Valerio Zurlini, talento bistrattato dal nostro cinema, visse solo cinquantasei anni (1926 – 1982), diresse grandi film, quali Estate violenta (1959), il capolavoro La ragazza con la valigia (1961), Cronaca familiare (1962) e Il deserto dei tartari (1976).
Sapeva anche scrivere divinamente, complice “il suo umano sbaraglio” che gli riconosceva Vasco Pratolini.
Per esempio, del padre: “Si informava cautamente sulla mia vita, quasi con il timore di trovare nelle mie parole la conferma dell’amarezza che mi leggeva negli occhi. Poi, forse per la prima volta nella sua vita, comprese di dover scendere sul terreno sempre rifiutato dell’intimità, di non poter ulteriormente ignorare il mio disperato malessere e con grande pudore, parole piane e semplici, mi invitò a confidarglielo”.
Di letteratura immagini, di immagini, sopra tutto quelle perdute, Pagine di un diario veneziano, il memoir che torna in libreria con Mattioli 1885 espunto, rispetto alla primigenia pubblicazione del 1983 per una ristretta cerchia di amici, delle tre sceneggiature de La zattera della Medusa, Verso Damasco e Il sole nero che, osserva Filippo Tuena nella prefazione, “erano non-film, fantasmi di carta e inchiostro che mai s’erano realizzati”. Zurlini si racconta e nel mentre prende le misure, con occhio sartoriale, al suo tempo, estendendo oltre il set la “sensibilità quasi femminile” che La ragazza Claudia Cardinale aveva intuito: “Mi capiva da uno sguardo. Mi ha insegnato tutto, senza impormi niente”.
Rifulge con discrezione in queste pagine, elegante senza affettazione, asciutto senza aridità, con l’avvertenza che “i ricordi non sono oro colato. La memoria è bizzarra, indulgente, vanitosa, sentimentale, breve, è permalosa, bugiarda anche quando in buona fede, ma i suoi sentieri infiniti sono tracciati sempre da una logica segreta”.
Dunque, Cesare Pavese, “Giorgio Morandi che contò fra i primi fedelissimi estimatori Michelangelo Antonioni e chi scrive”, Goffredo Petrassi, “Giacomo Manzù che scolpì per John Huston e Renato Guttuso che ebbe affettuosa consuetudine con Luchino Visconti”. E Pratolini, “un uomo timido o parossisticamente iracondo”.

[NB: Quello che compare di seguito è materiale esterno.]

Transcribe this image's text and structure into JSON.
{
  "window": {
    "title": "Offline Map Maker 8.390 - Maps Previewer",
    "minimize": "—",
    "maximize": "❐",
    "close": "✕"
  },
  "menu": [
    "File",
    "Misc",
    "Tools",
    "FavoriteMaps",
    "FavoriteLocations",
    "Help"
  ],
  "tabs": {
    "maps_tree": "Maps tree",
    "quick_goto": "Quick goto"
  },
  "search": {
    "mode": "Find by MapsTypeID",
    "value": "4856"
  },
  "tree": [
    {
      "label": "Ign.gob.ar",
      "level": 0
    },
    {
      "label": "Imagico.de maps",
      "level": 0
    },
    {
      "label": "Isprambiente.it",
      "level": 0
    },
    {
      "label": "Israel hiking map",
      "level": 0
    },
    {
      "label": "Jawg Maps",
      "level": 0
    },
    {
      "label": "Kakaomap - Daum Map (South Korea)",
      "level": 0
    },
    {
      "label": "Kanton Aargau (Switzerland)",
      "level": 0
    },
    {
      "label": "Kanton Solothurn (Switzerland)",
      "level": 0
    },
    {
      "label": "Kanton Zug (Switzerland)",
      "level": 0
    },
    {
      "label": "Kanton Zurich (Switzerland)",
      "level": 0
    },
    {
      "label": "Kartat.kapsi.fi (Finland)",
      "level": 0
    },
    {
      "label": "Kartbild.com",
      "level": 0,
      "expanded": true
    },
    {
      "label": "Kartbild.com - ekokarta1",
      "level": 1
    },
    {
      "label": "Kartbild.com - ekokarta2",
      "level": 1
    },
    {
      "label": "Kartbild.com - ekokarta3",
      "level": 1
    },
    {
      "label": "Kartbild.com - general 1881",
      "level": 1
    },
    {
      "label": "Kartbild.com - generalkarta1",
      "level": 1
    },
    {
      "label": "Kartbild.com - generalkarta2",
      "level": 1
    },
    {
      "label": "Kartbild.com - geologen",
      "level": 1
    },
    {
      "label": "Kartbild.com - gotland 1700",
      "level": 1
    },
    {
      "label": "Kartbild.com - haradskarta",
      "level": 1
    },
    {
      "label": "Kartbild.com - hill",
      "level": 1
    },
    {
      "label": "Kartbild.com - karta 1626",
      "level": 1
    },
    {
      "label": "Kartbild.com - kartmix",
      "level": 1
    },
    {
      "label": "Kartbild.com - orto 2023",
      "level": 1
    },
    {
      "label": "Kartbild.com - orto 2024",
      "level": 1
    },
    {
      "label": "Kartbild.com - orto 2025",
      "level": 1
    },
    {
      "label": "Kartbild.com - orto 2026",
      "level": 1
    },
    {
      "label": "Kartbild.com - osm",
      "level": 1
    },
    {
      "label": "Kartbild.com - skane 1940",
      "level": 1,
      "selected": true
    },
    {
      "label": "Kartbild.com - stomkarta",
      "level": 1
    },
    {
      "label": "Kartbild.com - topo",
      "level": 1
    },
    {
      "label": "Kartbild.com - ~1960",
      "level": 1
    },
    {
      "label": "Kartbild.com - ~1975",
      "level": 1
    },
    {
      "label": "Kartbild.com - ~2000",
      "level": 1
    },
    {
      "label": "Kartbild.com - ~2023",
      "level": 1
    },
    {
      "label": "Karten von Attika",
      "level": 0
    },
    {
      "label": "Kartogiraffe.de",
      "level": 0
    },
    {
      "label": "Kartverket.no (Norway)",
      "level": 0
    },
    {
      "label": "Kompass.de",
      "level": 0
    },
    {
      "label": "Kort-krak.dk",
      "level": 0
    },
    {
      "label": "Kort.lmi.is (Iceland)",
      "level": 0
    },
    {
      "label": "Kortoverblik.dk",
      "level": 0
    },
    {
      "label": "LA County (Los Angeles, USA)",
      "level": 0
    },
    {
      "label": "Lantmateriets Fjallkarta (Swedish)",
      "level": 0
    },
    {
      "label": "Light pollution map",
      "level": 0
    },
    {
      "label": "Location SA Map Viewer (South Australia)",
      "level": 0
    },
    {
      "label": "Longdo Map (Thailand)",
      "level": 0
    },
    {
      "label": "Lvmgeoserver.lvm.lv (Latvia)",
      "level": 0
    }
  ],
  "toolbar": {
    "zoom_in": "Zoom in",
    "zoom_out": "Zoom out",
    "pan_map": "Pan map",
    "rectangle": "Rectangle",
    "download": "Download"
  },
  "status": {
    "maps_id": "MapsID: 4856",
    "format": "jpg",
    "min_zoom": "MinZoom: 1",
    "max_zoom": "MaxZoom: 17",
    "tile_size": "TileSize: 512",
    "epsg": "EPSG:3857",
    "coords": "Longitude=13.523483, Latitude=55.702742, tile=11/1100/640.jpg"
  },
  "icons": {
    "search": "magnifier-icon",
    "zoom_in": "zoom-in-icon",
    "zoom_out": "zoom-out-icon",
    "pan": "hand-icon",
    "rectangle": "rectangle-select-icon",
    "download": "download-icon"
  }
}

Pittura impressionista, fervore intellettuale, sodalizi umani prima che artistici, e per basso continuo Venezia. Che intende nella Morte di Thomas Mann messa in esergo: “Mantenere l’equilibrio di fronte alla fatalità, sopportare con grazia le condizioni avverse è più di una semplice costanza: è un atto di aggressione, un vero trionfo”.
E allora Valerio Zurlini ha trionfato.